Broad-minded and collaborative
With more on their plates, many CISOs are becoming collaborators, building symbiotic relationships with the CDO, CRO, CTO, CIO and others. But to make these relationships effective — and to take conversations out of silos — there should be defined responsibilities and a clear governance structure to avoid duplication, along with a willingness of all parties to recognize each other’s strengths and unique contribution to business success.
A broader role also calls for a broader mindset, to try to appreciate the full business impact of cyber incidents. CISOs are moving beyond protect and detect, to understand how to get the business back up and running quickly after a crisis — as well as helping the CEO preserve trust with customers, suppliers and regulators.

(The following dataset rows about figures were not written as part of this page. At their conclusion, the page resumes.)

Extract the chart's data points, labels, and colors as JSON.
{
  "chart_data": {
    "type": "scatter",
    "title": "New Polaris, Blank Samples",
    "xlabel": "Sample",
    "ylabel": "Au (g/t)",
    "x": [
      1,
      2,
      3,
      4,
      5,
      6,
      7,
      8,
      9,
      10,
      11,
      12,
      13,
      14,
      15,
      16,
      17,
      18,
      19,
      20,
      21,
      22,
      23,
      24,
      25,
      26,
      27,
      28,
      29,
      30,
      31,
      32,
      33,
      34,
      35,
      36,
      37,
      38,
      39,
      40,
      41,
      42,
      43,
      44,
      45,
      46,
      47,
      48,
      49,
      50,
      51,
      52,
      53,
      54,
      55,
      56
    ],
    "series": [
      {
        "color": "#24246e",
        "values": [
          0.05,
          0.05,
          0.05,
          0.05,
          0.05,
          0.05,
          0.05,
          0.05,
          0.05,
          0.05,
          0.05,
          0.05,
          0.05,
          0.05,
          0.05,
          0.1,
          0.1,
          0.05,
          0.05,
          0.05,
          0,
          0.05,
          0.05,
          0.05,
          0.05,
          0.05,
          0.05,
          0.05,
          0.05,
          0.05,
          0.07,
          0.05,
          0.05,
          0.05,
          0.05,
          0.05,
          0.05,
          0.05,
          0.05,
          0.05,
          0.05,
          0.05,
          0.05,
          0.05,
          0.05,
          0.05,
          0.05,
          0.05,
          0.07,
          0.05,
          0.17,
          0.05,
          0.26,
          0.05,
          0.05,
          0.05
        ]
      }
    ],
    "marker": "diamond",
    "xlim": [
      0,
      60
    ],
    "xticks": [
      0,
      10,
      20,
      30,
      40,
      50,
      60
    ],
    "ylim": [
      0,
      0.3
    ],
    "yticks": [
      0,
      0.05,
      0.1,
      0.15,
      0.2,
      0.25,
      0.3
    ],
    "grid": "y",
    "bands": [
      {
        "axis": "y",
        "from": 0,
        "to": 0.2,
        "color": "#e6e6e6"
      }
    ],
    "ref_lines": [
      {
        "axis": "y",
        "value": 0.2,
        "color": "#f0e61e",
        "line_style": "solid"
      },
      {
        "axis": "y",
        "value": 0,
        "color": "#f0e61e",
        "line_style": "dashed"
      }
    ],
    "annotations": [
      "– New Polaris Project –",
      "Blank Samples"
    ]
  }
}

Whether they take on the role of Chief Resilience Officer, or work more closely with this person, they should adopt a pragmatic, business-minded approach while retaining their own integrity and professionalism. Many organizations possess huge amounts of new and legacy data; managing this requires extensive collaboration between the CISO, CDO, CTO and Chief Data Privacy Officer (CDPO), both to use data to drive growth, and to keep it secure and private.
This is especially the case for global companies in an increasingly fragmented regulatory landscape, with different jurisdictions applying strict rules on usage of data emanating within their borders or derived from their citizens. CISOs have a key part to play in helping to automate regulatory compliance, tailoring controls to different national requirements, and streamlining reporting. Of course, we can also expect to see a growth in the use of supervisory technology (suptech) by regulators too.
Industries are being disrupted and CISOs must have a view of the changing ecosystem, or else face obsolescence. Telecoms, for instance, used to be about getting a phone connection; now there’s more concern over digital fraud from online banking apps. Cyber security professionals should adapt to these and other new challenges — like data and resilience — to take a high level view of risks across the business.